7 reasons Samsung is hurting

Samsung's (SSNLF) second-quarter 2015 earnings guidance is out, and the news is not good.

The South Korean electronics company is poised to record its seventh quarterly year-on-year quarterly decline in profit and another fall in revenues, which are down 8.4%.

And this is for a quarter that saw the launch of the company's Galaxy S6 smartphone.

Although it might be tempting to explain this as a clear case of Apple (AAPL) besting its mobile rival, Samsung was the biggest seller of smartphones in the first quarter, holding 24 percent of the market, compared to 17.7 percent for Apple's iPhones. That's according to a report by CNET, which attributed the numbers to market researcher Strategy Analytics.

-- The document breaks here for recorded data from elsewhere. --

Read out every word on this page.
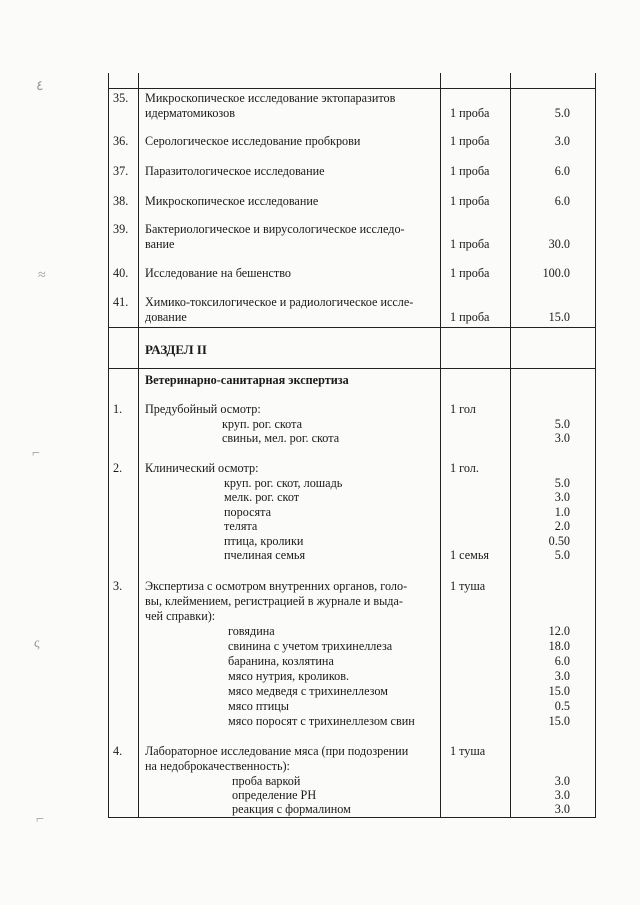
٤
≈
⌐
ς
⌐
35. Микроскопическое исследование эктопаразитов
идерматомикозов	1 проба	5.0
36. Серологическое исследование пробкрови	1 проба	3.0
37. Паразитологическое исследование	1 проба	6.0
38. Микроскопическое исследование	1 проба	6.0
39. Бактериологическое и вирусологическое исследо-
вание	1 проба	30.0
40. Исследование на бешенство	1 проба	100.0
41. Химико-токсилогическое и радиологическое иссле-
дование	1 проба	15.0
РАЗДЕЛ II
Ветеринарно-санитарная экспертиза
1. Предубойный осмотр:	1 гол
круп. рог. скота	5.0
свиньи, мел. рог. скота	3.0
2. Клинический осмотр:	1 гол.
круп. рог. скот, лошадь	5.0
мелк. рог. скот	3.0
поросята	1.0
телята	2.0
птица, кролики	0.50
пчелиная семья	1 семья	5.0
3. Экспертиза с осмотром внутренних органов, голо-
вы, клеймением, регистрацией в журнале и выда-
чей справки):
1 туша
говядина	12.0
свинина с учетом трихинеллеза	18.0
баранина, козлятина	6.0
мясо нутрия, кроликов.	3.0
мясо медведя с трихинеллезом	15.0
мясо птицы	0.5
мясо поросят с трихинеллезом свин	15.0
4. Лабораторное исследование мяса (при подозрении
на недоброкачественность):
1 туша
проба варкой	3.0
определение РН	3.0
реакция с формалином	3.0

The causes of Samsung's problems are more complicated:

  • Bad forecasting -- When releasing the S6, Samsung offered two versions: one regular and another, the Edge, with a screen that curved on the edges. According to the Wall Street Journal, the company expected to sell four of the regular version for every Edge. But demand for the latter was much higher than expected, selling roughly even with the conventional model, so there wasn't enough stock to satisfy users.
  • Manufacturing problems -- Exacerbating the lack of supply was the difficulty in manufacturing the Edge, so Samsung couldn't catch up with demand because it was unable to build additional units quickly enough.
  • Loss of its differentiation -- Apple enabled Samsung's expansion largely by not offering a large screen model of the iPhone. People loved the bigger displays. Now that the iPhone 6 Plus is out, the advantage that Samsung enjoyed is over. Based on demand, the Edge offered a new advantage, but Samsung stumbled in capitalizing on it.
  • Misunderstanding the changing market -- New Android phones run on the same software from Google (GOOG). If consumers can't get the model they want, there's no reason to save only $100 to get the lower-end version of the S6 when you could spend hundreds less to get another manufacturer's big-screen phone instead, according to blogger Ben Thompson. If you're going to settle, might as well save big.
  • More low-end competition -- Samsung faces stiff and increasing competition on the low-end model front from China.
  • China sales slow -- China's smartphone sales contracted year over year, according to IDC. What had been viewed as the growth market is becoming saturated.
  • Samsung is more than smartphones -- Unlike Apple, which depends on the iPhone as the big margin source, semiconductors have been the big margin producer for Samsung, according to equity analyst site Trefis. Although mobile devices have pushed demand for memory chips, one of Samsung's strong areas, the average selling price per gigabit of memory has fallen consistently since 2010, and will likely continue to do so. In addition, mobile DRAM memory, one of the cheaper types, increasingly becomes a larger portion of the mix. Also, television sales, and Samsung is a large manufacturer of screens, have declined.